China wants to ‘work with Japan to relive spirit’ of 1978 peace and friendship treaty
- Chinese Premier Li Qiang and Japan’s Prime Minister Fumio Kishida trade congratulatory messages to mark 45th year of landmark pact amid frosty ties
- Hailing ‘strategic foresight’ behind the treaty, Li highlights its focus on peaceful coexistence, long-lasting friendship and opposition to hegemony
Chinese Premier Li Qiang and Japanese Prime Minister Fumio Kishida exchanged congratulatory messages on Monday, their first interaction since they spoke briefly on the sidelines of an Asean summit in Indonesia last month.
The Treaty of Peace and Friendship between Japan and the People’s Republic of China was signed in August 1978, six years after the normalisation of diplomatic ties. It took effect on October 23 that year.
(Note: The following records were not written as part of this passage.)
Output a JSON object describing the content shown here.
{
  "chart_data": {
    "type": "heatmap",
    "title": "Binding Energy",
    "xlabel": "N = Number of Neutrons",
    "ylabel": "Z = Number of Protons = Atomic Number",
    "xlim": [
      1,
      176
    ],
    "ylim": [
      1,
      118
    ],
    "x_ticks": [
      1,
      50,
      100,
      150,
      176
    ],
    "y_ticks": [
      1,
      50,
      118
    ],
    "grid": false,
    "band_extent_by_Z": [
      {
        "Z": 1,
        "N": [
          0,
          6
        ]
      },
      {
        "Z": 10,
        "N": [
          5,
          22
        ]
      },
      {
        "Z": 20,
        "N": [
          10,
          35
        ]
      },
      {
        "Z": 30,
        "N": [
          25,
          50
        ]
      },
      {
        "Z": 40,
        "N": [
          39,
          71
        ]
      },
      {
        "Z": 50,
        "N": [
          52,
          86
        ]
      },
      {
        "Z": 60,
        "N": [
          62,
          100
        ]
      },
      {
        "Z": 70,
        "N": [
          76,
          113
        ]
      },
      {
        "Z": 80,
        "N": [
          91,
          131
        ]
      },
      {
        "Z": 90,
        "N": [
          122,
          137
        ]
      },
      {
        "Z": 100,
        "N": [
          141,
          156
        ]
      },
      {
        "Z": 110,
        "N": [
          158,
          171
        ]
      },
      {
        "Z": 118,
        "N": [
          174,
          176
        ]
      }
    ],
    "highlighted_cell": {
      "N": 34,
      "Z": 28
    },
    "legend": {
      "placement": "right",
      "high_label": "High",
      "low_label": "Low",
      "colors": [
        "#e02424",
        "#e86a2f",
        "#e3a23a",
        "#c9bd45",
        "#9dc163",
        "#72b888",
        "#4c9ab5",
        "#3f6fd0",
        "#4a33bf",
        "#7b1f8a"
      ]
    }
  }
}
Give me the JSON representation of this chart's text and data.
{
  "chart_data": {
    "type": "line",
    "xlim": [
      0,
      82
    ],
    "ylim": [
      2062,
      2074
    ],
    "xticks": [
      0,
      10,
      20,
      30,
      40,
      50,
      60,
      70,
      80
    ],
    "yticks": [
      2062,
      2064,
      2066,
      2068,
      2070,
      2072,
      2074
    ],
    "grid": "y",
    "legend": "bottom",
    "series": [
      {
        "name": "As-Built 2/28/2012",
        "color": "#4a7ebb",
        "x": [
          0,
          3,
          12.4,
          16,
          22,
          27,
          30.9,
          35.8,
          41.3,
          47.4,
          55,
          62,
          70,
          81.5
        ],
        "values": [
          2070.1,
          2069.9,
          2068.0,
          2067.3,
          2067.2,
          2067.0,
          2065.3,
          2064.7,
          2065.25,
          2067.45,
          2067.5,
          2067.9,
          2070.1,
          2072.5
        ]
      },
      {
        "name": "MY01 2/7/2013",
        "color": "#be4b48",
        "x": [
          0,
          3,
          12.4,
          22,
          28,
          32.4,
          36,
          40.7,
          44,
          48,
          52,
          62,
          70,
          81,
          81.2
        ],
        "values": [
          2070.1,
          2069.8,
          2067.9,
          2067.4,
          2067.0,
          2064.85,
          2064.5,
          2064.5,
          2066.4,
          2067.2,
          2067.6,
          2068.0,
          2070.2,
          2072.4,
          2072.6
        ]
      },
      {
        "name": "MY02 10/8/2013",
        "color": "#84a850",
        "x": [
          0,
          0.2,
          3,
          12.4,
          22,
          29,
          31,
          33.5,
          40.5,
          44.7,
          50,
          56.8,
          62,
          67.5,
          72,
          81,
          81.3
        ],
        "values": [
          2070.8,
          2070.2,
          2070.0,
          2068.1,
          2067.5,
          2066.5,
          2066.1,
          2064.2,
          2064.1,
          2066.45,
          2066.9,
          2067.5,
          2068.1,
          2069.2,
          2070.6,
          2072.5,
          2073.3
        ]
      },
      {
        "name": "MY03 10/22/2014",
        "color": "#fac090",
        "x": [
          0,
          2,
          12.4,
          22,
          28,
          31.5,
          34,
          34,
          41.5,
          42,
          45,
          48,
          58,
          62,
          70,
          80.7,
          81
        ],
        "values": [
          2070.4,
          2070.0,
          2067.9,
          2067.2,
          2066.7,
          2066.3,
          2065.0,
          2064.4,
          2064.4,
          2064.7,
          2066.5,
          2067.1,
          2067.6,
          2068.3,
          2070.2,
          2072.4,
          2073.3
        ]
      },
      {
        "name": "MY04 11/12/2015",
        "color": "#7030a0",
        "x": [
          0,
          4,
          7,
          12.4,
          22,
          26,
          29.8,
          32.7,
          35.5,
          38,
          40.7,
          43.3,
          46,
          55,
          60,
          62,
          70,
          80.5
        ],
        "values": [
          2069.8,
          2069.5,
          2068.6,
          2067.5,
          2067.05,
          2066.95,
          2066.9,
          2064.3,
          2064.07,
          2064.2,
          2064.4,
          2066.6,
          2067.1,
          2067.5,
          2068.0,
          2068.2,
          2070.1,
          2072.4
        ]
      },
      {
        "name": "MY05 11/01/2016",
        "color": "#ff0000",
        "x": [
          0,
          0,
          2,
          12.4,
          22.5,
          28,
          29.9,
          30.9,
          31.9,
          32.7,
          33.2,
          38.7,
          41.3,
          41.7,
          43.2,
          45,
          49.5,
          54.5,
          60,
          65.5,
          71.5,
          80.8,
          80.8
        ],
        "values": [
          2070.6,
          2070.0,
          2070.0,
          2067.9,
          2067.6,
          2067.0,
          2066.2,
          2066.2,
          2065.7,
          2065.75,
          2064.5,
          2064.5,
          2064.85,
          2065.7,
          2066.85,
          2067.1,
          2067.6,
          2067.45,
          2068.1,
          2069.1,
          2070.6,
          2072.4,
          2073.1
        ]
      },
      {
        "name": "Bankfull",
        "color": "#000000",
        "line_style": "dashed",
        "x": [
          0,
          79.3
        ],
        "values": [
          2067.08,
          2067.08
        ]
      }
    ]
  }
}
No official celebratory events for the 45th anniversary were held in August, due to rising tensions over the imminent release of waste water from Japan’s tsunami-stricken Fukushima nuclear plant.
The fallout saw Li and Kishida trade barbs when they met in Jakarta on September 6 at the Asean Plus Three summit, involving the 10 Association of Southeast Asian Nations members, plus China, Japan and South Korea.
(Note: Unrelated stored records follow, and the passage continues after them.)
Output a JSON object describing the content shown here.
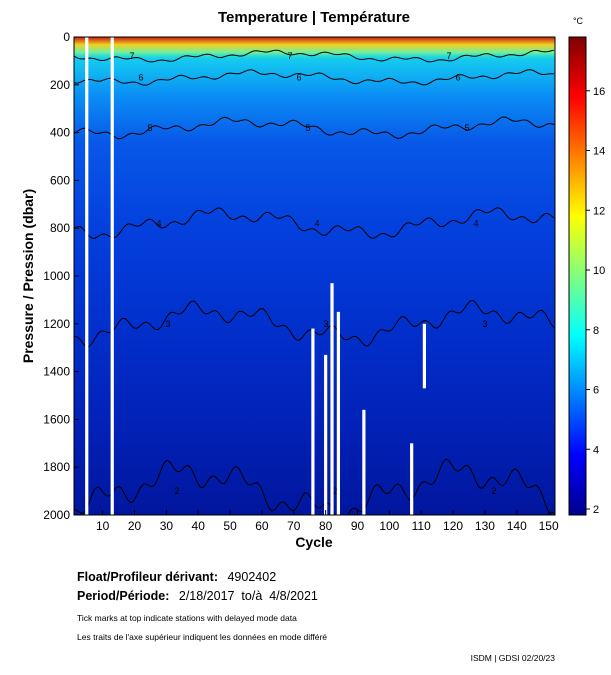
{
  "chart_data": {
    "type": "heatmap",
    "title": "Temperature | Température",
    "xlabel": "Cycle",
    "ylabel": "Pressure / Pression (dbar)",
    "x_ticks": [
      10,
      20,
      30,
      40,
      50,
      60,
      70,
      80,
      90,
      100,
      110,
      120,
      130,
      140,
      150
    ],
    "xlim": [
      1,
      152
    ],
    "y_ticks": [
      0,
      200,
      400,
      600,
      800,
      1000,
      1200,
      1400,
      1600,
      1800,
      2000
    ],
    "ylim": [
      0,
      2000
    ],
    "y_reversed": true,
    "colorbar": {
      "unit": "°C",
      "ticks": [
        2,
        4,
        6,
        8,
        10,
        12,
        14,
        16
      ],
      "range": [
        1.8,
        17.8
      ]
    },
    "colormap": [
      "#00008f",
      "#0000ff",
      "#0080ff",
      "#00ffff",
      "#80ff80",
      "#ffff00",
      "#ff8000",
      "#ff0000",
      "#800000"
    ],
    "contours": [
      {
        "level": 7,
        "depth_dbar": 80
      },
      {
        "level": 6,
        "depth_dbar": 170
      },
      {
        "level": 5,
        "depth_dbar": 380
      },
      {
        "level": 4,
        "depth_dbar": 780
      },
      {
        "level": 3,
        "depth_dbar": 1200
      },
      {
        "level": 2,
        "depth_dbar": 1900
      }
    ],
    "missing_profiles": [
      {
        "cycle": 5,
        "from_dbar": 0,
        "to_dbar": 2000
      },
      {
        "cycle": 13,
        "from_dbar": 0,
        "to_dbar": 2000
      },
      {
        "cycle": 76,
        "from_dbar": 1220,
        "to_dbar": 2000
      },
      {
        "cycle": 80,
        "from_dbar": 1330,
        "to_dbar": 2000
      },
      {
        "cycle": 82,
        "from_dbar": 1030,
        "to_dbar": 2000
      },
      {
        "cycle": 84,
        "from_dbar": 1150,
        "to_dbar": 2000
      },
      {
        "cycle": 92,
        "from_dbar": 1560,
        "to_dbar": 2000
      },
      {
        "cycle": 107,
        "from_dbar": 1700,
        "to_dbar": 2000
      },
      {
        "cycle": 111,
        "from_dbar": 1200,
        "to_dbar": 1470
      }
    ]
  },
  "float": {
    "label": "Float/Profileur dérivant:",
    "value": "4902402"
  },
  "period": {
    "label": "Period/Période:",
    "value": "2/18/2017  to/à  4/8/2021"
  },
  "notes": {
    "en": "Tick marks at top indicate stations with delayed mode data",
    "fr": "Les traits de l'axe supérieur indiquent les données en mode différé"
  },
  "footer": "ISDM | GDSI  02/20/23"
}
In his message to Kishida on Monday, marking 45 years since the peace treaty took effect, Li said China was willing to work with Japan to relive the spirit of the treaty, stay the course in steering bilateral relations, and build a relationship that “meets the requirements of the new era”, according to a Chinese foreign ministry readout.
Hailing the “strategic foresight” of concluding such a treaty back then, Li said it had established a “general direction of peaceful coexistence and long-lasting friendship between two neighbours and the emphasis on opposing hegemony, which has become an important milestone in the development of bilateral relations”.